Dunwoody considers allowing microbreweries, open container district

Duluth, Kennesaw and Woodstock are just some of the suburban communities that have embraced entertainment districts. (Casey Sykes for the Atlanta Journal-Constitution)
Duluth, Kennesaw and Woodstock are just some of the suburban communities that have embraced entertainment districts. (Casey Sykes for the Atlanta Journal-Constitution)

Credit: Casey Sykes for the Atlanta Journal-Constitution

Credit: Casey Sykes for the Atlanta Journal-Constitution

The city of Dunwoody is considering changing its laws to allow for microbreweries and create an open container “entertainment district” around Dunwoody Village.

The City Council held public hearings on two proposed ordinances Monday. They could be voted on at the next City Council meeting on Feb. 24.

The entertainment district would allow patrons to leave bars and restaurants in Dunwoody Village with alcoholic drinks in hand. The village is a retail and restaurant hub located near the center of Dunwoody, about two miles north of the Perimeter.

Dunwoody Community Development Director Richard McLeod said the idea for the open container district came from similar areas in Roswell, Alpharetta and Woodstock. The ordinance includes a map around the commercial parts of the village where residents would be allowed to drink alcoholic beverages outside using a paper or plastic cup.

Dunwoody is in the process of updating its zoning code for the village to reflect what officials and residents want to see in the way of future development. An entertainment district “fits in well” with the zoning changes being considered, McLeod said. Officials said it could make the Dunwoody Village more business-friendly and walkable.

McLeod said it could pave the way for other areas of Dunwoody to allow open container, including parts of Perimeter Center and the proposed High Street development.

Also under consideration by the City Council is an ordinance that would allow microbreweries, liquor distilleries and specialty wine shops in some commercial areas of Dunwoody. Currently, the city code only allows for brewpubs that must serve food. The new ordinance would allow microbreweries that produce less than 15,000 barrels of beer annually and are less than 15,000 square feet.
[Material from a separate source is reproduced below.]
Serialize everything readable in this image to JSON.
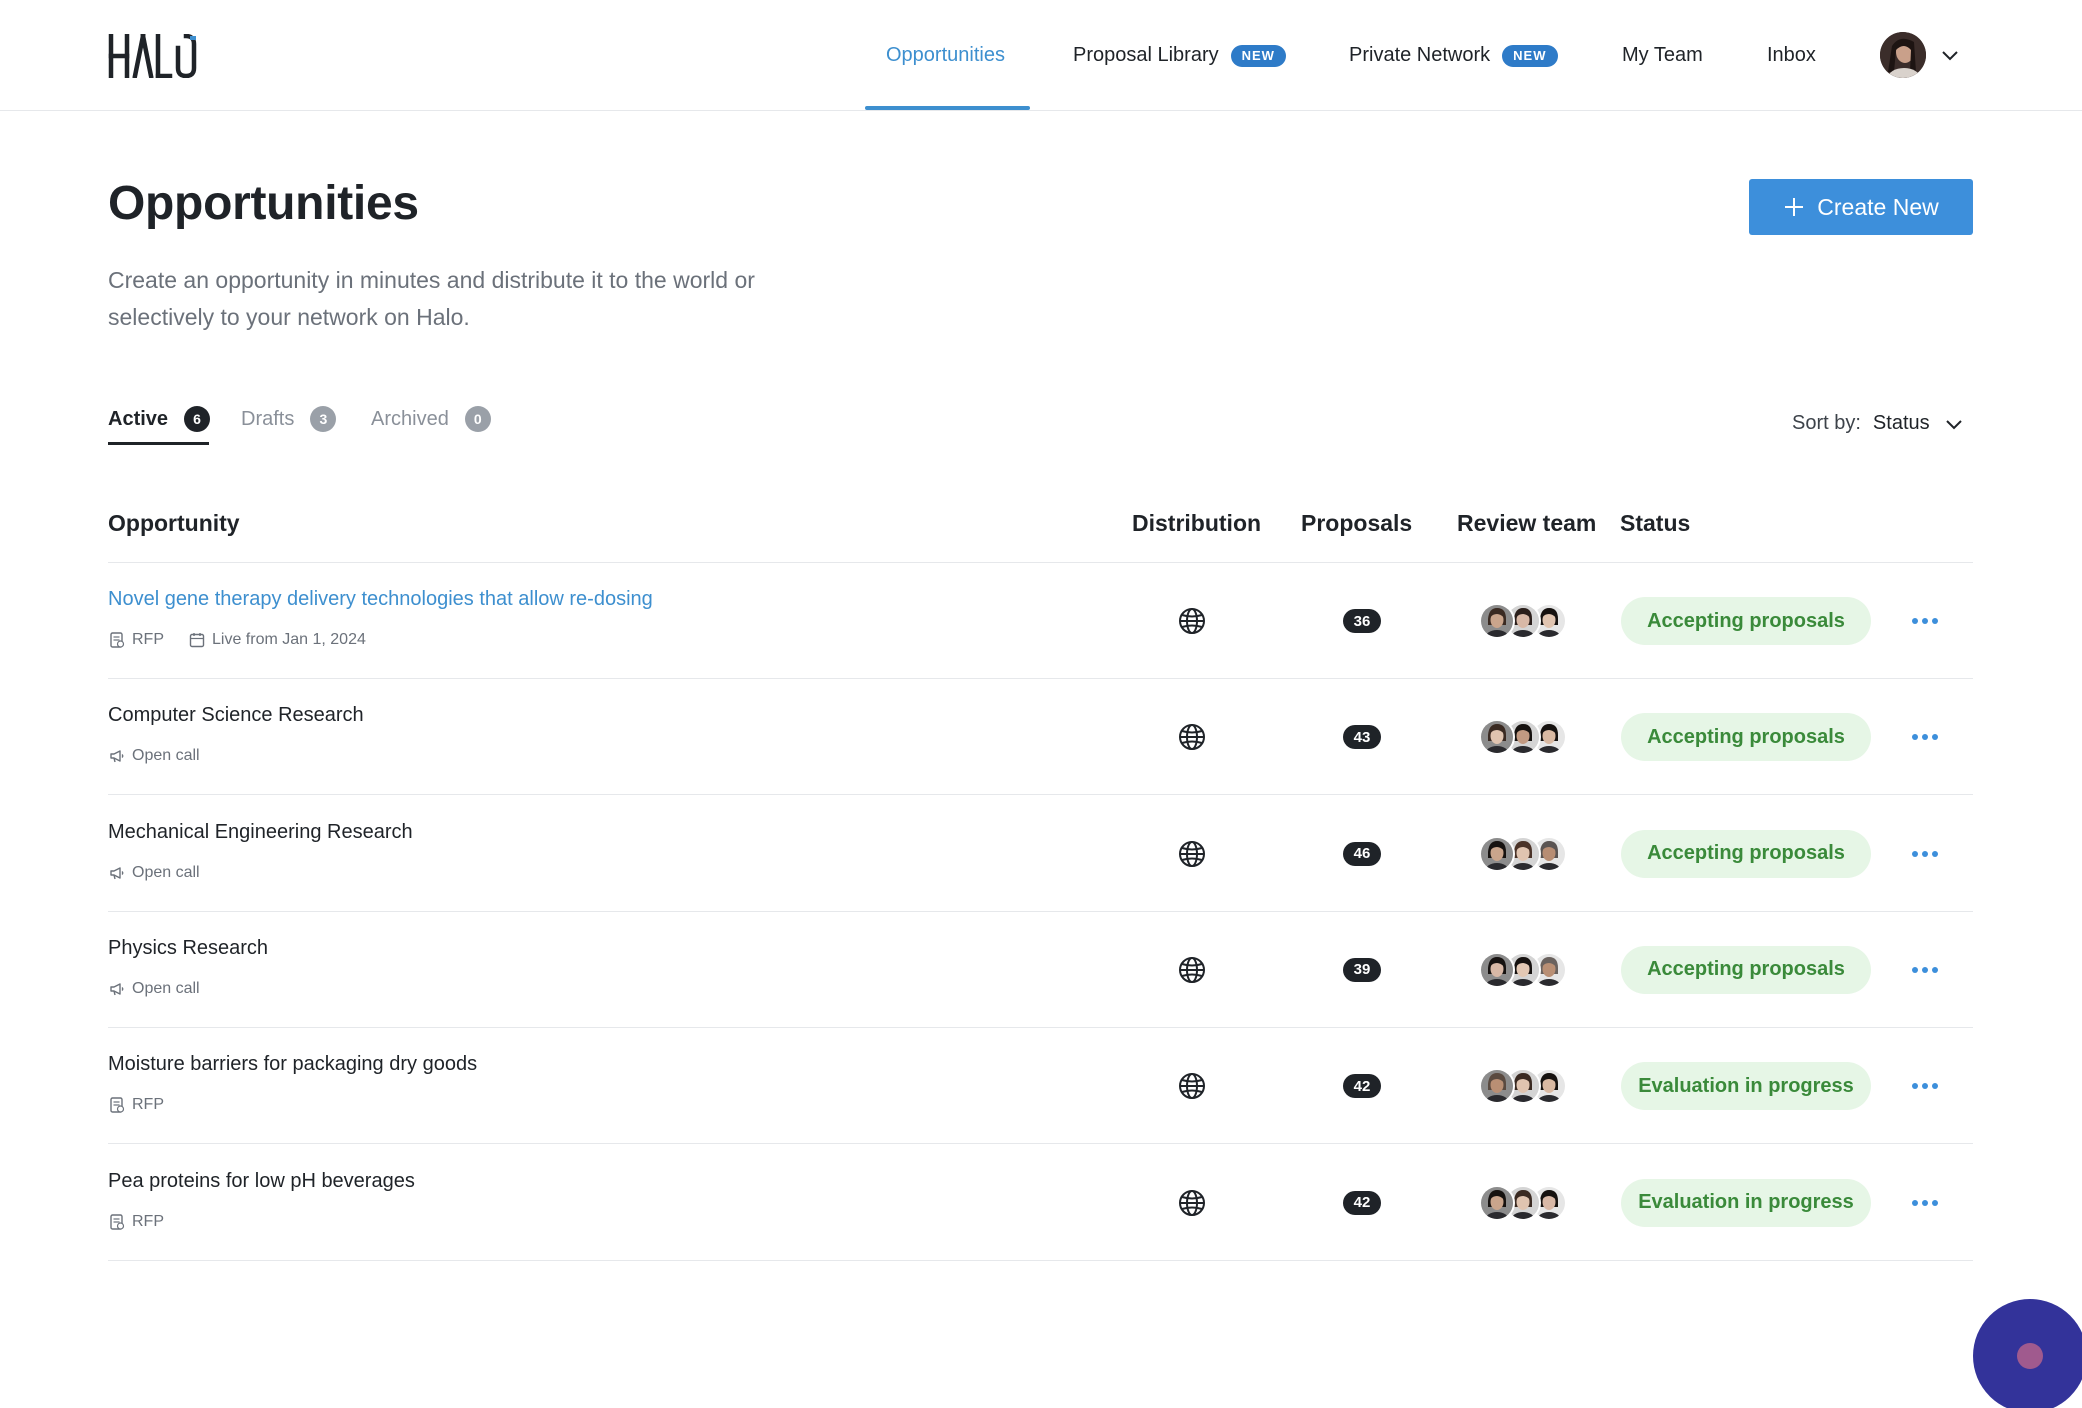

A barrel is 31.5 gallons.

Larger breweries can be also considered after applying for special permits with the city, under the proposal.

“Microbreweries and breweries have seen a sharp rise in popularity throughout metropolitan Atlanta,” city staff wrote in a memo to council members.

The ordinance states that for the Northside suburb, allowing for breweries would “foster an atmosphere of flexibility and progress in the city of Dunwoody.”